The advantages of modular programming are as follows.

• Groups of related functions and variables are collected together. This leads to more intuitive use of a library of code than just a disorganised set of functions. Modules represent a higher level of abstraction than functions.
• Implementation details are hidden behind a public interface. This is useful for shielding users from complex algorithms or from non-portable code. Changes to the implementation can later be made without affecting client code (e.g., using a different algorithm, or porting platformspecific code to another platform).
• Users of the module are prevented from accessing functions or variables that are designed only for private implementation (i.e., only for use internal to the module). This minimises the chances incorrect use.

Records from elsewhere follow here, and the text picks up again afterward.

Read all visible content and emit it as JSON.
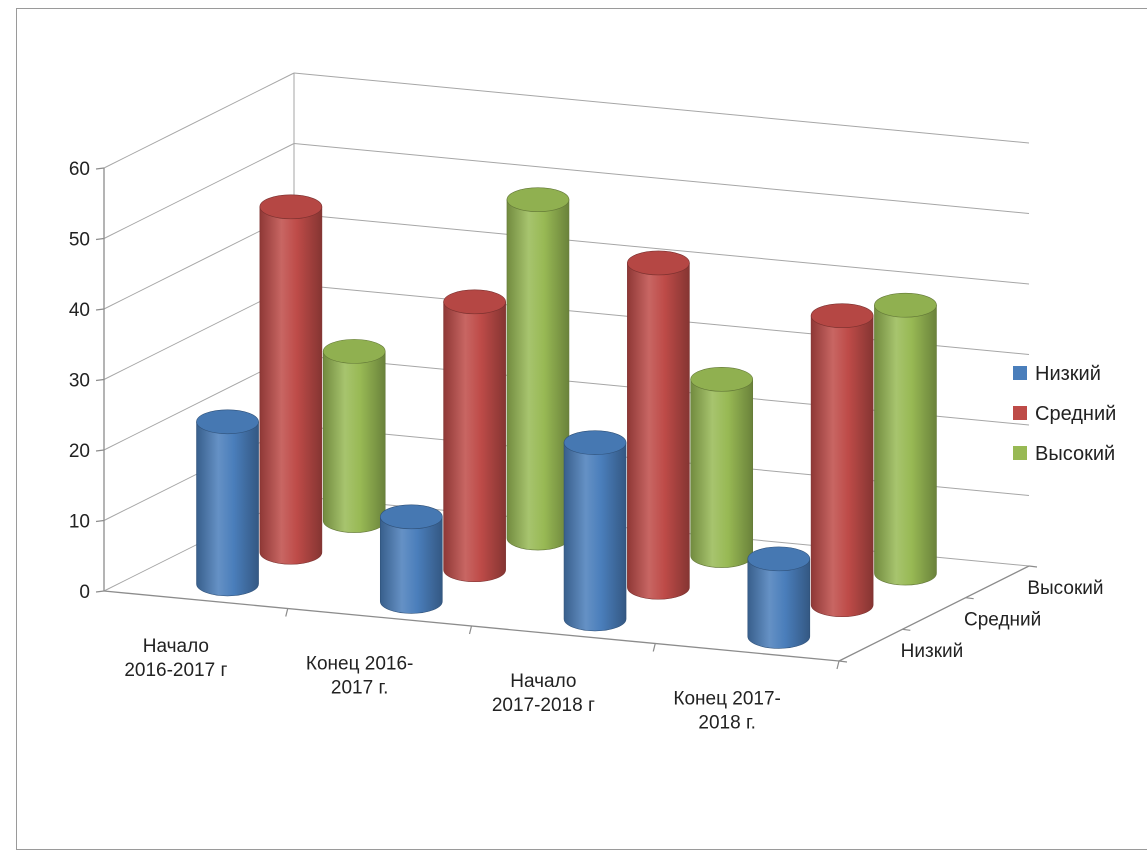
{
  "chart_data": {
    "type": "bar",
    "subtype": "3d-column",
    "categories": [
      "Начало 2016-2017 г",
      "Конец 2016-2017 г.",
      "Начало 2017-2018 г",
      "Конец 2017-2018 г."
    ],
    "category_lines": [
      [
        "Начало",
        "2016-2017 г"
      ],
      [
        "Конец 2016-",
        "2017 г."
      ],
      [
        "Начало",
        "2017-2018 г"
      ],
      [
        "Конец 2017-",
        "2018 г."
      ]
    ],
    "series": [
      {
        "name": "Низкий",
        "values": [
          23,
          12,
          25,
          11
        ],
        "color": "#4a7ebb"
      },
      {
        "name": "Средний",
        "values": [
          49,
          38,
          46,
          41
        ],
        "color": "#be4b48"
      },
      {
        "name": "Высокий",
        "values": [
          24,
          48,
          25,
          38
        ],
        "color": "#98b954"
      }
    ],
    "ylim": [
      0,
      60
    ],
    "yticks": [
      "0",
      "10",
      "20",
      "30",
      "40",
      "50",
      "60"
    ],
    "depth_labels": [
      "Низкий",
      "Средний",
      "Высокий"
    ],
    "legend": {
      "position": "right",
      "entries": [
        "Низкий",
        "Средний",
        "Высокий"
      ]
    },
    "grid": true,
    "title": "",
    "xlabel": "",
    "ylabel": ""
  }
}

• Modules are decoupled from the rest of the program, allowing them to be built, tested, and debugged in isolation.
• Modules facilitate team program development where individuals can each work on different modules that make up the program.

It is difficult to state definitively the requirements for good modular design, but there are several rules-of-thumb that are generally applicable. First, it is desirable to minimise dependencies between modules. This involves, for example, minimising the use of external variables in the public interface, which tend to expose module implementation details and clutter the global namespace. Second, the public interface should be minimal; it should only contain functions required to use the module, not functions that are just part of the internal implementation. Similarly, variables, constants and data types that are not meant to be shared should not be part of the public interface, and should be declared in the source file, not the header file. Finally, it is good practice to restrict scope as much as possible, such that local variables are preferred over static variables which, in turn, are preferred over external variables, and static functions are preferred over external functions.